- Seikkyi Kanaungto Township
- Seikkyi Kanaungto Township in Twante District
- Seikkyi Kanaungto Township Location within Myanmar
- Country: Myanmar
- Region: Yangon Region
- City: Yangon
- District: Twante District

Area
- • Total: 3.04 sq mi (7.9 km^{2})
- Elevation: 8 ft (2.4 m)

Population (2023)
- • Total: 40,559
- • Density: 13,300/sq mi (5,150/km^{2})
- Time zone: UTC6:30 (MST)
- Postal codes: 11271
- Area codes: 1 (mobile: 80, 99)

= Seikkyi Kanaungto Township =

Township of Yangon, Myanmar

Seikkyi Kanaungto Township (ဆိပ်ကြီးခနောင်တို မြို့နယ် /my/) is located on the southwestern bank of Yangon river across from downtown Yangon, Myanmar. It is the only township fully under the Yangon City Development Committee administration to be south of the Yangon River.

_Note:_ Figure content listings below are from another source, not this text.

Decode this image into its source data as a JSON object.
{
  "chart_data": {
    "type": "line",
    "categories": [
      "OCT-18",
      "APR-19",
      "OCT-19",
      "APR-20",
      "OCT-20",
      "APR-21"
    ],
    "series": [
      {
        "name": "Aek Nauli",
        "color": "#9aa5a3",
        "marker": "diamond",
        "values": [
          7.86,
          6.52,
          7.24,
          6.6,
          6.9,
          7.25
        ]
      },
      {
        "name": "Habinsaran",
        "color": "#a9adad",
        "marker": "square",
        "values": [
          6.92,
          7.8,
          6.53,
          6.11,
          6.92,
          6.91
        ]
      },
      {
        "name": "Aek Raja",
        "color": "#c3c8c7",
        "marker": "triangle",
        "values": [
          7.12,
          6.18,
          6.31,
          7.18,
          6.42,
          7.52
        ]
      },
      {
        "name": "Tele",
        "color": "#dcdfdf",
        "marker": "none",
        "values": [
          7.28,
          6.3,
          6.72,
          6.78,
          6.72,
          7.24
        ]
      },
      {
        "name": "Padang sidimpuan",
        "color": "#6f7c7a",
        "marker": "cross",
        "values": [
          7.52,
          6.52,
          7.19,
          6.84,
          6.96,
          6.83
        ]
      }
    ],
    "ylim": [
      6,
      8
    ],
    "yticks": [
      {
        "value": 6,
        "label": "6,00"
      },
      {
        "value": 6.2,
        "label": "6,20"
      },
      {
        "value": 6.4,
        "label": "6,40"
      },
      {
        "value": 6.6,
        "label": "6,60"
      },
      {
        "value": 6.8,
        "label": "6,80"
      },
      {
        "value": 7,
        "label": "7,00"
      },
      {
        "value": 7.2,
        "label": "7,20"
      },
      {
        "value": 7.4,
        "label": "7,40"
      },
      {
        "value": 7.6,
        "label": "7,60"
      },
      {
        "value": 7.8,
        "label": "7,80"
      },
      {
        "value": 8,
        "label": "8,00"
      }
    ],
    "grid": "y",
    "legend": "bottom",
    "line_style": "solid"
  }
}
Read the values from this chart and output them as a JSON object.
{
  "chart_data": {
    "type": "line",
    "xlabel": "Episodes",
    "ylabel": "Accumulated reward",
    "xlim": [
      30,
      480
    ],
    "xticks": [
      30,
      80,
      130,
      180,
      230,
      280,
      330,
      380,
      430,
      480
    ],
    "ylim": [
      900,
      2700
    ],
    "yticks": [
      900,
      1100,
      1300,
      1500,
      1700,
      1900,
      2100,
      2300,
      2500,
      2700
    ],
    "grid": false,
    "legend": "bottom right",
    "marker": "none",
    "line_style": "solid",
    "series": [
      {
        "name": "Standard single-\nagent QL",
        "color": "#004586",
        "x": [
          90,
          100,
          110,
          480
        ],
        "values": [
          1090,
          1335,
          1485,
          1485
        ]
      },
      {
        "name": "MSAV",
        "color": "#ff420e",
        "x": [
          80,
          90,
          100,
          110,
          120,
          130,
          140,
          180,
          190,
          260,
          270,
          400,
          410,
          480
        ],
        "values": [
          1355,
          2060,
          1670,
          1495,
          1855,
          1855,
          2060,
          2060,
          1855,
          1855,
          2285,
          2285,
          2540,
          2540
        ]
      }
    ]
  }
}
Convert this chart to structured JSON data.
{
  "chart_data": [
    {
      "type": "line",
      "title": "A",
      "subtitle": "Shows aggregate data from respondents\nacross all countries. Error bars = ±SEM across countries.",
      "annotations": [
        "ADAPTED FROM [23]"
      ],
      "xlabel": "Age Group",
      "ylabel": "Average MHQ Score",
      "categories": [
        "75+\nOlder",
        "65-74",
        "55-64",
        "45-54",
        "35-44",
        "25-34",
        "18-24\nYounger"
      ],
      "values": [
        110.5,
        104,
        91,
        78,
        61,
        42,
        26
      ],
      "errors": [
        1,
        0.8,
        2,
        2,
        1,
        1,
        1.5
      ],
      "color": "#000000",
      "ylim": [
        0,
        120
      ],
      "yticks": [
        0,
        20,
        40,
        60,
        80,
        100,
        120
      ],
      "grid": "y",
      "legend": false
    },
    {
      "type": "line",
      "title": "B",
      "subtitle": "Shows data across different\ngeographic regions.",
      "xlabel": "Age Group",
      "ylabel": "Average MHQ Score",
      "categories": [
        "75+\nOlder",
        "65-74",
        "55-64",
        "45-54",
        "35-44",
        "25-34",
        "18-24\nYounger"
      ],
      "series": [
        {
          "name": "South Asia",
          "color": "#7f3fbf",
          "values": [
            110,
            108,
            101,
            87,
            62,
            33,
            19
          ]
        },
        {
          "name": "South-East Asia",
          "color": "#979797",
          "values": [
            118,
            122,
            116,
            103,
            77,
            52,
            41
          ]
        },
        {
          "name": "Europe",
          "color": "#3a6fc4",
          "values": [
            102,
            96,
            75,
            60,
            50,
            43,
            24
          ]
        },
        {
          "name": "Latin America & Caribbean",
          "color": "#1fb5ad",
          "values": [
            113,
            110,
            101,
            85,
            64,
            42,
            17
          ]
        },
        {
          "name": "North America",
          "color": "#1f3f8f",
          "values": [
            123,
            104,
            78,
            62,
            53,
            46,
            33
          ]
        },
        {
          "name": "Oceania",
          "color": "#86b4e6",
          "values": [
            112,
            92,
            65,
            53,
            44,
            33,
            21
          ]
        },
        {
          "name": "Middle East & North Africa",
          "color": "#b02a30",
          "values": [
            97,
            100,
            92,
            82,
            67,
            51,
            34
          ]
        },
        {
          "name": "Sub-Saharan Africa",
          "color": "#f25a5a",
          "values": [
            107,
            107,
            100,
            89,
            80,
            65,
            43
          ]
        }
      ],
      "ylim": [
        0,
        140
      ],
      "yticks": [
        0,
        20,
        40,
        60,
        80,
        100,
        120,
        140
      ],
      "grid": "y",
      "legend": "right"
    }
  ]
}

The township comprises 9 wards, and is bounded by the Yangon river in the north, the Twante Canal in the east, and Twante Township in the south and west. The township entirely urban, but is mostly relies on agriculture and manual labour, remaining undeveloped lacking easy bridge access across the Yangon river to downtown.

Seikkyi Kanaungto has 16 primary schools, and one high school.